Вопрос . Следствие не рекомендует вам прибегать к методам упорства, предлагаем говорить правду о своей антисоветской работе.
Ответ . Я говорю только правду».По-видимому, это воспоминание о самом первом допросе после ареста поэтессы. Берггольц здесь еще довольно сдержанна, не позволяет себе в чем-то обвинять тюремщиков. О том, что было дальше, в дневнике нет подробных записей, поэтому писатель вынужден домысливать. Хотя не исключено, что поэтесса многое рассказала ему при встрече, не доверив откровения дневнику.

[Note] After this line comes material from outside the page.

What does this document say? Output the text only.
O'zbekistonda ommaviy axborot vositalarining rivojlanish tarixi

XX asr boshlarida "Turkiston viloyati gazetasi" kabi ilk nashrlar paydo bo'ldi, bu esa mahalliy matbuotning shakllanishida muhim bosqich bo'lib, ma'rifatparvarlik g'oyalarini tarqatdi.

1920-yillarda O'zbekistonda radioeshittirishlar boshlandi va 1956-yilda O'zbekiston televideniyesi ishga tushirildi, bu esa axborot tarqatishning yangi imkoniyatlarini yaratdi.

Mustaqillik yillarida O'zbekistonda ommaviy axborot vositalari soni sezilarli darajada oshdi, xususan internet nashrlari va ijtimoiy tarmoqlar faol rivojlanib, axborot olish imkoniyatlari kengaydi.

В любом случае писатель не ограничен необходимостью достоверно излагать события, он силой своего таланта создает некий художественный образ, который должен передать читателю и смысл, и чувства героини, и ее боль…

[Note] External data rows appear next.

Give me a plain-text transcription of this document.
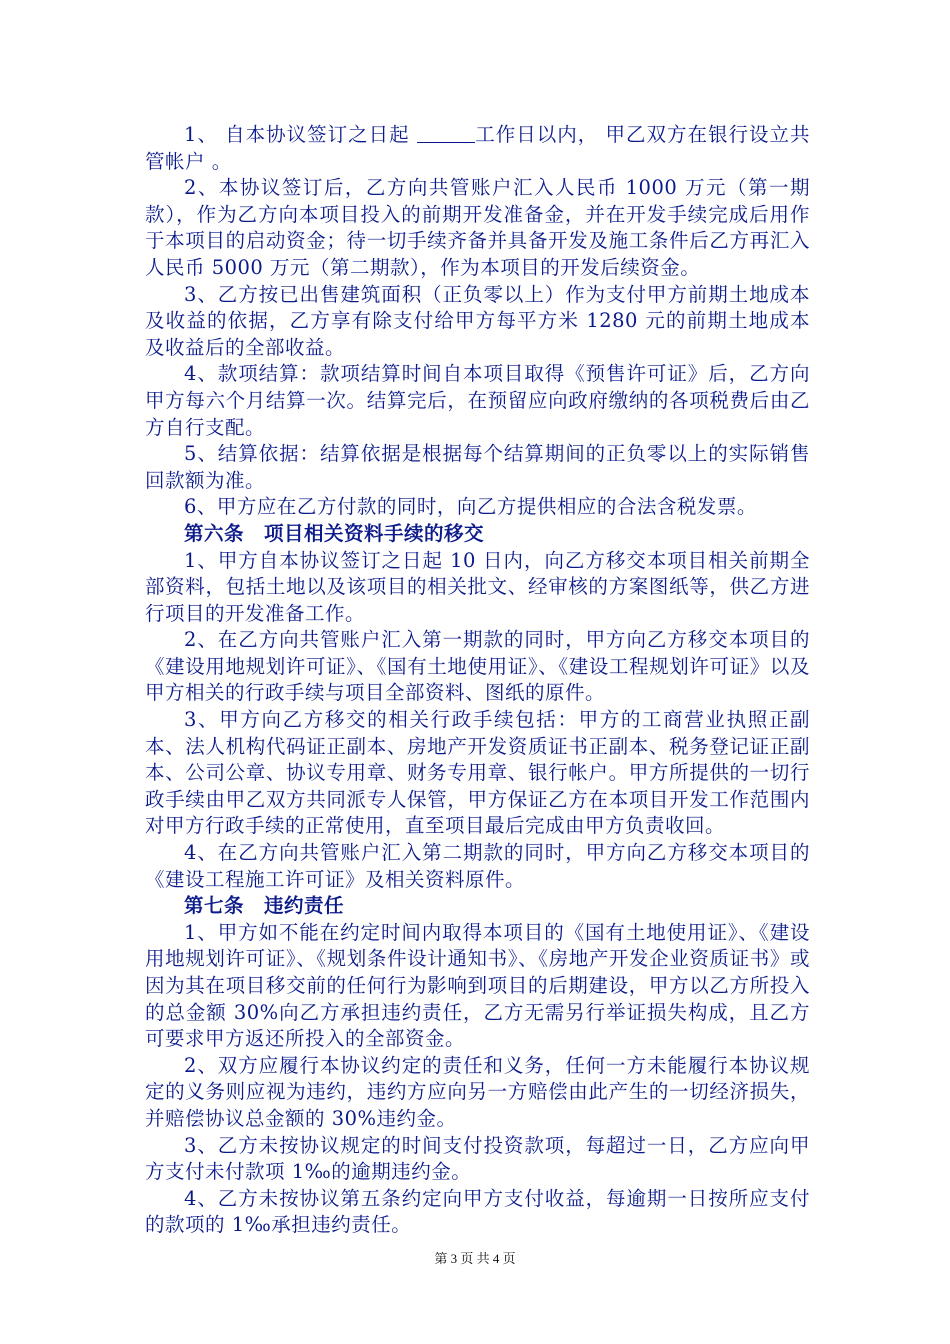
1、 自本协议签订之日起	工作日以内， 甲乙双方在银行设立共管帐户 。

2、本协议签订后，乙方向共管账户汇入人民币 1000 万元（第一期款），作为乙方向本项目投入的前期开发准备金，并在开发手续完成后用作于本项目的启动资金；待一切手续齐备并具备开发及施工条件后乙方再汇入人民币 5000 万元（第二期款），作为本项目的开发后续资金。

3、乙方按已出售建筑面积（正负零以上）作为支付甲方前期土地成本及收益的依据，乙方享有除支付给甲方每平方米 1280 元的前期土地成本及收益后的全部收益。

4、款项结算：款项结算时间自本项目取得《预售许可证》后，乙方向甲方每六个月结算一次。结算完后，在预留应向政府缴纳的各项税费后由乙方自行支配。

5、结算依据：结算依据是根据每个结算期间的正负零以上的实际销售回款额为准。

6、甲方应在乙方付款的同时，向乙方提供相应的合法含税发票。

第六条　项目相关资料手续的移交

1、甲方自本协议签订之日起 10 日内，向乙方移交本项目相关前期全部资料，包括土地以及该项目的相关批文、经审核的方案图纸等，供乙方进行项目的开发准备工作。

2、在乙方向共管账户汇入第一期款的同时，甲方向乙方移交本项目的《建设用地规划许可证》、《国有土地使用证》、《建设工程规划许可证》以及甲方相关的行政手续与项目全部资料、图纸的原件。

3、甲方向乙方移交的相关行政手续包括：甲方的工商营业执照正副本、法人机构代码证正副本、房地产开发资质证书正副本、税务登记证正副本、公司公章、协议专用章、财务专用章、银行帐户。甲方所提供的一切行政手续由甲乙双方共同派专人保管，甲方保证乙方在本项目开发工作范围内对甲方行政手续的正常使用，直至项目最后完成由甲方负责收回。

4、在乙方向共管账户汇入第二期款的同时，甲方向乙方移交本项目的《建设工程施工许可证》及相关资料原件。

第七条　违约责任

1、甲方如不能在约定时间内取得本项目的《国有土地使用证》、《建设用地规划许可证》、《规划条件设计通知书》、《房地产开发企业资质证书》或因为其在项目移交前的任何行为影响到项目的后期建设，甲方以乙方所投入的总金额 30%向乙方承担违约责任，乙方无需另行举证损失构成，且乙方可要求甲方返还所投入的全部资金。

2、双方应履行本协议约定的责任和义务，任何一方未能履行本协议规定的义务则应视为违约，违约方应向另一方赔偿由此产生的一切经济损失，并赔偿协议总金额的 30%违约金。

3、乙方未按协议规定的时间支付投资款项，每超过一日，乙方应向甲方支付未付款项 1‰的逾期违约金。

4、乙方未按协议第五条约定向甲方支付收益，每逾期一日按所应支付的款项的 1‰承担违约责任。

第 3 页 共 4 页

И вот еще отрывок из дневника, в котором речь идет о приеме в партию:
«Я покалечена, сильно покалечена, но, кажется, не раздавлена. Вот на днях меня будут утверждать на парткоме. О, как страстно хочется мне сказать:
«Родные товарищи! Я видела, слышала и пережила в тюрьме то-то, то-то и то-то… Это не изменило моего отношения к нашим идеям и к нашей родине и партии. По-прежнему, и даже в еще большей мере, готова я отдать им все свои силы. Но все, что открылось мне, болит и горит во мне, как отрава».Конечно, трудно сравнивать строки из художественного произведения с записями в дневнике, однако те же мысли, те же эмоции, тот же надрыв чувствуются в каждом слове. Так что влияние на творчество Юрия Германа мыслей и переживаний поэтессы, тех страшных испытаний, которые выпали на долю Ольги Берггольц, – это влияние, на мой взгляд, несомненно. И снова обратимся к мнению Алексея Германа о литературном творчестве отца:
«Он очень рано начал, но реализовал свой талант не до конца. И так получилось, что широкую известность ему принесли, с моей точки зрения, не самые лучшие вещи. Испытываю от этого жгучую обиду. Прекрасные повести «Лапшин» и «Жмакин» он переделал в несовершенный, по-моему, роман «Один год». Верил, что читатели любят благополучные концы – пусть все завершается хорошо».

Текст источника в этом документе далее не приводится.